Доктор пытливо посмотрел на посетительницу, словно приноравливаясь к произошедшей в ней перемене. Заговорил негромко, доверительно:
- Нет, психиатрией я занялся не от любопытства. Скорее от отчаянья. Вам в самом деле интересно?
- Очень!
- На медицинский факультет я пошел из юношеского нарциссизма. Первоначально не на психиатрическое отделение, а на физиологическое. В девятнадцать лет воображал себя баловнем Фортуны и счастливым принцем, у которого есть всё, чем только может обладать смертный, и хотелось мне лишь одного: найти секрет вечной или, если уж не вечной, то по крайней мере очень долгой жизни. Среди богатых людей это довольно распространенный вид мании - у меня и сейчас имеется один подобный пациент, в котором нарциссизм доведен до степени патологии. Что же до меня самого, то двадцать лет назад я мечтал разобраться в работе своего организма, чтобы обеспечить как можно более продолжительное его функционирование...
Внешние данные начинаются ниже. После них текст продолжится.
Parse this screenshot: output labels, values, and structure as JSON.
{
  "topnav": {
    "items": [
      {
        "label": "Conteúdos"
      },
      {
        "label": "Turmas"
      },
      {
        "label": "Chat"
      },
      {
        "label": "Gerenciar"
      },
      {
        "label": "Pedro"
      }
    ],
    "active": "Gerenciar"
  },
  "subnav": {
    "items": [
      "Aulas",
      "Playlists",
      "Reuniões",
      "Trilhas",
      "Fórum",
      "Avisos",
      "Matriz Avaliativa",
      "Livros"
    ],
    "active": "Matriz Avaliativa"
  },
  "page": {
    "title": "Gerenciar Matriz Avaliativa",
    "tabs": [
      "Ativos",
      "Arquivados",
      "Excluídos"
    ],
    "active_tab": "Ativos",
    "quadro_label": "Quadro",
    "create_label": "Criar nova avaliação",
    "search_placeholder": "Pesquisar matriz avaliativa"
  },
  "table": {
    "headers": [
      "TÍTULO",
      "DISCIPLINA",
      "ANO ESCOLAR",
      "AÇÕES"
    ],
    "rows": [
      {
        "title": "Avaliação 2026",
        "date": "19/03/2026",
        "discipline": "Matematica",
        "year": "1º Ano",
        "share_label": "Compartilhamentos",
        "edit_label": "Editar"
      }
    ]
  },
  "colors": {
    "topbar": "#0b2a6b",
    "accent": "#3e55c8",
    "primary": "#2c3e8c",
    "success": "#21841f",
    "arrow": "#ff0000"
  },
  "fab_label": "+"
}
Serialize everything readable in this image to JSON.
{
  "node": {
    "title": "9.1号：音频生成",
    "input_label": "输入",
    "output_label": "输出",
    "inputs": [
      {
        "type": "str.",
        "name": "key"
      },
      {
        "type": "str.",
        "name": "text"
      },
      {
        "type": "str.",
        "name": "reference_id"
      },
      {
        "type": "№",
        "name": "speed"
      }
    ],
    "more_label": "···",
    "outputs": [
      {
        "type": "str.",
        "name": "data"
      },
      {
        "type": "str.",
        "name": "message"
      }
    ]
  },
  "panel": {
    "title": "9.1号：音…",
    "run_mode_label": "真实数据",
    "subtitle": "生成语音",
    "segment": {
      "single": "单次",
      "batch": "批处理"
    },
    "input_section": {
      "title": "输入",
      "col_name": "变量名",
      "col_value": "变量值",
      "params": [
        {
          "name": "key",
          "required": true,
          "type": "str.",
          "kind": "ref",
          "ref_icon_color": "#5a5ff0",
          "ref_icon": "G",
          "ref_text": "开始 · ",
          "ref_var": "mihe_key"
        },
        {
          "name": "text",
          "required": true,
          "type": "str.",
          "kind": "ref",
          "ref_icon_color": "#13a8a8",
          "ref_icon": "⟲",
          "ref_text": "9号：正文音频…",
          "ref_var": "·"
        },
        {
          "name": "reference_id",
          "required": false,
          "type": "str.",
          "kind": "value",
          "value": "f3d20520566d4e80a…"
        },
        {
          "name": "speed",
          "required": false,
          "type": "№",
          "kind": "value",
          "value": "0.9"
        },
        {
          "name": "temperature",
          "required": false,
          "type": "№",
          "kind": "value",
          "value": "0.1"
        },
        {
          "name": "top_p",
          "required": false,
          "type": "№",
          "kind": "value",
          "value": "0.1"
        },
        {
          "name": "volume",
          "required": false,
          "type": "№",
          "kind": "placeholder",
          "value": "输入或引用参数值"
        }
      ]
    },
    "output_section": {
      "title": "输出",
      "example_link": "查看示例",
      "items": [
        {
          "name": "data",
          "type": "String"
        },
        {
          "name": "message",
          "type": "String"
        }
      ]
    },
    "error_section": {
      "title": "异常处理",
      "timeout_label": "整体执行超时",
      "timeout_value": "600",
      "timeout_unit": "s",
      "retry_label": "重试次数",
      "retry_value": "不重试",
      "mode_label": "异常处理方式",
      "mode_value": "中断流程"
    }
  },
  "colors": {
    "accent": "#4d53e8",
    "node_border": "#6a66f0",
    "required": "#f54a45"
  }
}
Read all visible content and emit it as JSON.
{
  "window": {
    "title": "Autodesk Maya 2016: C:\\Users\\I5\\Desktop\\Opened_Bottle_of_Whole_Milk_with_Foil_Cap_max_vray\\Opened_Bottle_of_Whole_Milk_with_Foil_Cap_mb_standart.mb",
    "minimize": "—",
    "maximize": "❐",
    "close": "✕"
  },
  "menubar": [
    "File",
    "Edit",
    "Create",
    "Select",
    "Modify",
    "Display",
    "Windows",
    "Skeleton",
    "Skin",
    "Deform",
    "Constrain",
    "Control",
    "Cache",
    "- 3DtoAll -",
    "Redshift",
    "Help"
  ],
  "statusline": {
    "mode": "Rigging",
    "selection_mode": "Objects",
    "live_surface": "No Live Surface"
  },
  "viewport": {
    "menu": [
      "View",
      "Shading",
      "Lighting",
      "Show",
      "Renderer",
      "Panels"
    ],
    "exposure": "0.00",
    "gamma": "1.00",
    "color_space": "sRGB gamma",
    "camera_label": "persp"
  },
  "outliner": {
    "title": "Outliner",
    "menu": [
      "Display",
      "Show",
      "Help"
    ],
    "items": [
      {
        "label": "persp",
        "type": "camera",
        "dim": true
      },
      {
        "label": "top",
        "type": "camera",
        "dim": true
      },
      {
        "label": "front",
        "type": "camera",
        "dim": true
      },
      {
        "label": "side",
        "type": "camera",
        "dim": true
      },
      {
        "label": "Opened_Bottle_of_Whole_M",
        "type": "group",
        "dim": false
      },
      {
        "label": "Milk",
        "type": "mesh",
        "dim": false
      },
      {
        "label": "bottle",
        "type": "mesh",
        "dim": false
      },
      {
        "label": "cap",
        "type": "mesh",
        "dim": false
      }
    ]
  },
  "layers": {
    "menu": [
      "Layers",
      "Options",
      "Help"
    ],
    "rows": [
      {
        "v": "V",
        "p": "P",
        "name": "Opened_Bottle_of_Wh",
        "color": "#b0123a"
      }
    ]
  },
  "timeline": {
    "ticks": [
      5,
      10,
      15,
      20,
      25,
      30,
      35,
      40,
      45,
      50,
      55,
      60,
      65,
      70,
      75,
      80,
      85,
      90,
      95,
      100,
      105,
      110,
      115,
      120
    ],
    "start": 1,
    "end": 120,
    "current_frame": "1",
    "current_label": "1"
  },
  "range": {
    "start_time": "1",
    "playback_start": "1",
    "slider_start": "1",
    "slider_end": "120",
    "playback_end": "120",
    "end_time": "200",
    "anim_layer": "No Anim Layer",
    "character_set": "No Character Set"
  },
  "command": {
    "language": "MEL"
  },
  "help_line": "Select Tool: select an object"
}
- Что же вас свернуло с этой дороги? - воскликнула Лисицына, когда в речи доктора возникла небольшая пауза.
- То же, что обычно сбивает чрезмерно рациональных юношей с заранее рассчитанной траектории.
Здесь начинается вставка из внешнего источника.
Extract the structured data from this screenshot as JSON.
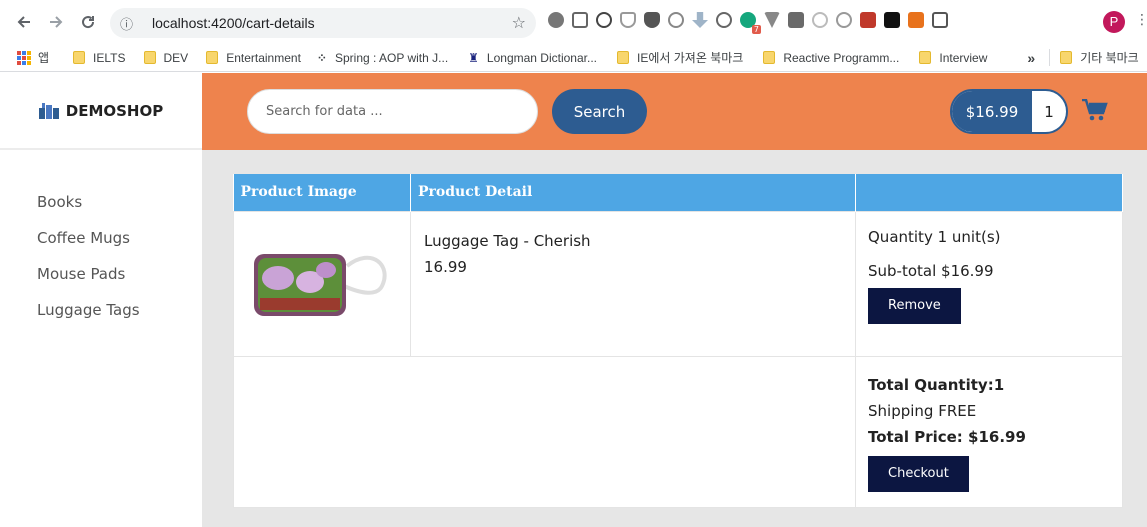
{
  "browser": {
    "url": "localhost:4200/cart-details",
    "profile_initial": "P",
    "extension_badge": "7",
    "bookmarks": [
      {
        "label": "앱",
        "type": "apps"
      },
      {
        "label": "IELTS",
        "type": "folder"
      },
      {
        "label": "DEV",
        "type": "folder"
      },
      {
        "label": "Entertainment",
        "type": "folder"
      },
      {
        "label": "Spring : AOP with J...",
        "type": "link"
      },
      {
        "label": "Longman Dictionar...",
        "type": "link"
      },
      {
        "label": "IE에서 가져온 북마크",
        "type": "folder"
      },
      {
        "label": "Reactive Programm...",
        "type": "folder"
      },
      {
        "label": "Interview",
        "type": "folder"
      }
    ],
    "bookmarks_overflow": "»",
    "other_bookmarks": "기타 북마크"
  },
  "app": {
    "brand": "DEMOSHOP",
    "search": {
      "placeholder": "Search for data ...",
      "button": "Search"
    },
    "cart": {
      "price": "$16.99",
      "count": "1"
    },
    "categories": [
      "Books",
      "Coffee Mugs",
      "Mouse Pads",
      "Luggage Tags"
    ],
    "table": {
      "headers": [
        "Product Image",
        "Product Detail",
        ""
      ],
      "item": {
        "name": "Luggage Tag - Cherish",
        "price": "16.99",
        "quantity": "Quantity 1 unit(s)",
        "subtotal": "Sub-total $16.99",
        "remove": "Remove"
      },
      "summary": {
        "total_quantity": "Total Quantity:1",
        "shipping": "Shipping FREE",
        "total_price": "Total Price: $16.99",
        "checkout": "Checkout"
      }
    }
  },
  "colors": {
    "header": "#ee834d",
    "primary": "#2d5c91",
    "table_header": "#4ea6e4",
    "dark_button": "#0c1641"
  }
}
- Любовь? - догадалась Полина Андреевна.
- Да. Страстная, не рассуждающая, всеохватная - одним словом, такая, какой и должна быть любовь.
- Вам не ответили взаимностью?
- О нет, меня любили так же пылко, как любил я.
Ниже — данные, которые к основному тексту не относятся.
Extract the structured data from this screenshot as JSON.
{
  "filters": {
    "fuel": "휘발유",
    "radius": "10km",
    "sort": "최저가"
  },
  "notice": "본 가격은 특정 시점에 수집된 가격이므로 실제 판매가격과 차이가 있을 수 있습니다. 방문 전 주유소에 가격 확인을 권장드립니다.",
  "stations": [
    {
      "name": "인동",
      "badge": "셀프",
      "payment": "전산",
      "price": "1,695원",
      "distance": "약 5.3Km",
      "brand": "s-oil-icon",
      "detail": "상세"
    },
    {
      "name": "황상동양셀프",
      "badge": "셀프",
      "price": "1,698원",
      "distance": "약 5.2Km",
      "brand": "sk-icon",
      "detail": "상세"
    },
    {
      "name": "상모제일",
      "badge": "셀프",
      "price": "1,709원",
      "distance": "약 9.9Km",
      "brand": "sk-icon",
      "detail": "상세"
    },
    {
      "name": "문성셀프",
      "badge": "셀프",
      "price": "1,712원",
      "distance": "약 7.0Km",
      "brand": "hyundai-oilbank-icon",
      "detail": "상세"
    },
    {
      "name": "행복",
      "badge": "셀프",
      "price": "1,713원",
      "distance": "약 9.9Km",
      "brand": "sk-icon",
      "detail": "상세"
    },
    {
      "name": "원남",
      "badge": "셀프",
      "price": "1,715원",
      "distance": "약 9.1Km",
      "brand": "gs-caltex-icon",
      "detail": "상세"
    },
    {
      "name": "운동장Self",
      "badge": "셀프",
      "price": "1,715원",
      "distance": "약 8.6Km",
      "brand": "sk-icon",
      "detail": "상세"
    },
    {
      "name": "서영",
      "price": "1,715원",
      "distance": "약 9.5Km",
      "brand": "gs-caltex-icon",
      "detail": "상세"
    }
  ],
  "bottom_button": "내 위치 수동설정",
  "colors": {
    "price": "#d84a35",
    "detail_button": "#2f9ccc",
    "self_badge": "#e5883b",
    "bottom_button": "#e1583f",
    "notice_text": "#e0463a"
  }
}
- Отчего же вы говорите об этом с такой печалью?
- Оттого что это была самая печальная и необычная из всех известных мне любовных историй. Нас неудержимо тянуло друг к другу, но мы не могли оставаться в объятьях и минуты. Стоило мне приблизиться к предмету моего обожания на расстояние вытянутой руки, и она делалась совершенно больной: из глаз лились слезы, из носу тоже текло ручьем, на коже выступала красная сыпь, виски стискивало невыносимой мигренью. Стоило мне отодвинуться, и болезненные симптомы почти сразу же исчезали. Если б я не был студентом-медиком, то, верно, заподозрил бы злые чары, но ко второму курсу я уже знал про загадочный, неумолимый недуг, имя которому идиосинкразическая аллергия. Во множестве случаев нельзя угадать, отчего она происходит, и тем более неизвестно, как ее лечить. - Донат Саввич прикрыл глаза, усмехнулся, покачал головой, будто удивляясь, что подобное могло приключиться именно с ним. - Наши страдания были неописуемы. Могучая сила любви влекла нас друг к другу, но мои прикосновения были губительны для той, кого я обожал... Я прочитал всё, что известно медицине про идиосинкразию, и понял: химическая и биологическая наука еще слишком несовершенны, в протяжение моего земного пути они не успеют достаточно развиться, чтобы одолеть сей механизм физиологического неприятия одного организма другим. Тогда-то я и решил перейти на психиатрию - заняться изучением устройства человеческой души. Своей собственной души, которая сыграла со мной такую скверную шутку - из всех женщин на свете заставила полюбить ту единственную, которая была мне заведомо недоступна.
- И вы расстались? - вскричала Полина Андреевна, тронутая чуть не до слез и самим рассказом, и сдержанностью тона.
- Да. Таково было мое решение. Со временем она вышла замуж. Надеюсь, что счастлива. Я же, как видите, холост и живу работой.
Несмотря на всю свою сообразительность, госпожа Лисицына не сразу догадалась, что хитрый доктор тоже ведет с ней игру - только не женскую, а мужскую, такую же древнюю и незыблемую в своих правилах. Верный способ получить доступ к женскому сердцу - пробудить в нем соревновательность. Тут лучше всего рассказать про себя романтическую историю, непременно с печальным концом, тем самым как бы показывая: вот, смотрите, на какую глубину чувств я был способен прежде и, возможно, был бы способен теперь, если б нашелся достойный объект.